The right graph describes the same situation for the random variable  $UV$   ⇒   subtask  (5).


(5)  According to the diagram on the right,
statements 1, 2 and 4 are correct:

  • One recognises the validity of  $P_{ UV } = P_U · P_V$   ⇒   mutual information $I(U; V) = 0$  by the fact that the second row of the  $P_{ UV }$ matrix differs from the first row only by a constant factor  $(4)$ .

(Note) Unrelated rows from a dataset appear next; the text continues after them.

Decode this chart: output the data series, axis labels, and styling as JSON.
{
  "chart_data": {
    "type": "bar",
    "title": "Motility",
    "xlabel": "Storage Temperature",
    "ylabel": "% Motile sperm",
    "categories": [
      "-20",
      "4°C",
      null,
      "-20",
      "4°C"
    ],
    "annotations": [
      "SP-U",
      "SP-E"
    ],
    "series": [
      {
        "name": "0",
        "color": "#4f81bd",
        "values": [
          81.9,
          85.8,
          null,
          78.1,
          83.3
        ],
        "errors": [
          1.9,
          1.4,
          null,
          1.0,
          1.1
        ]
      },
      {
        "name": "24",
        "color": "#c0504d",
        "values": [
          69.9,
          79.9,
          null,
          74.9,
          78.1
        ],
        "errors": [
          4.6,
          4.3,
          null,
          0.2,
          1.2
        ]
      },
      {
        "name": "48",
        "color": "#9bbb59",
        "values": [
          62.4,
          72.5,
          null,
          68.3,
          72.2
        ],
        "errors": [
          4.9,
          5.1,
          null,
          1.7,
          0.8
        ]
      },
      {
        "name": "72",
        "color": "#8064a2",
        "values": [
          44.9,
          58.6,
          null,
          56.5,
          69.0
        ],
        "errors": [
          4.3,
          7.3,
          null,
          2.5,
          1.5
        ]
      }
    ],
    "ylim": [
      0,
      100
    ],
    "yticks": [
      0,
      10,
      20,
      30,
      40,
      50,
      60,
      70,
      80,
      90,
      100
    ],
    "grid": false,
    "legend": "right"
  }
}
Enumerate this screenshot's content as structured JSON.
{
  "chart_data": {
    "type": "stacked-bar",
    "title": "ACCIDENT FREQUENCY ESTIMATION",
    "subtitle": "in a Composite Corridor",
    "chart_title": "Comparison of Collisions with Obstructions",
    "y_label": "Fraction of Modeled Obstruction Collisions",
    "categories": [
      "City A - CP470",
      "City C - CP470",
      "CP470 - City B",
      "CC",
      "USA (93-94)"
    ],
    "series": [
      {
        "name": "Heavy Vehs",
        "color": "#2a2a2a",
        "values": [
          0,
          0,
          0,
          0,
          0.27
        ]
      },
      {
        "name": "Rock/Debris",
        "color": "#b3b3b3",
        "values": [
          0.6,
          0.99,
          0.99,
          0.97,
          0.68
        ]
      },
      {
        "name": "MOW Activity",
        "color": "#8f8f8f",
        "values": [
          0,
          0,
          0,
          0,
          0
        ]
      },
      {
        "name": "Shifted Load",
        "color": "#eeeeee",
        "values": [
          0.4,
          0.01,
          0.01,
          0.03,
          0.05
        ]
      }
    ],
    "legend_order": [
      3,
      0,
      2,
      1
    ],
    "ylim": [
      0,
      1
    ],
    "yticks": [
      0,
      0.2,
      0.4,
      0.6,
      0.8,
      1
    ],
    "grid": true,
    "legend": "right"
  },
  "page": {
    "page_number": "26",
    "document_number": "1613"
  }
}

  • This results in the same one-dimensional probability mass functions as for the random variable  $XY$   ⇒   $P_U(U) = \big [0.2, \ 0.8 \big ]$  and  $P_V(V) = \big [0.34, \ 0.66 \big ]$.
  • Therefore  $H(U) = H(X) = 0.722\ \rm bit$  and  $H(V) = H(Y) = 0.925 \ \rm bit$.
  • Here, however, the following now applies for the joint entropy:   $H(UV) = H(U) + H(V) ≠ H(XY)$.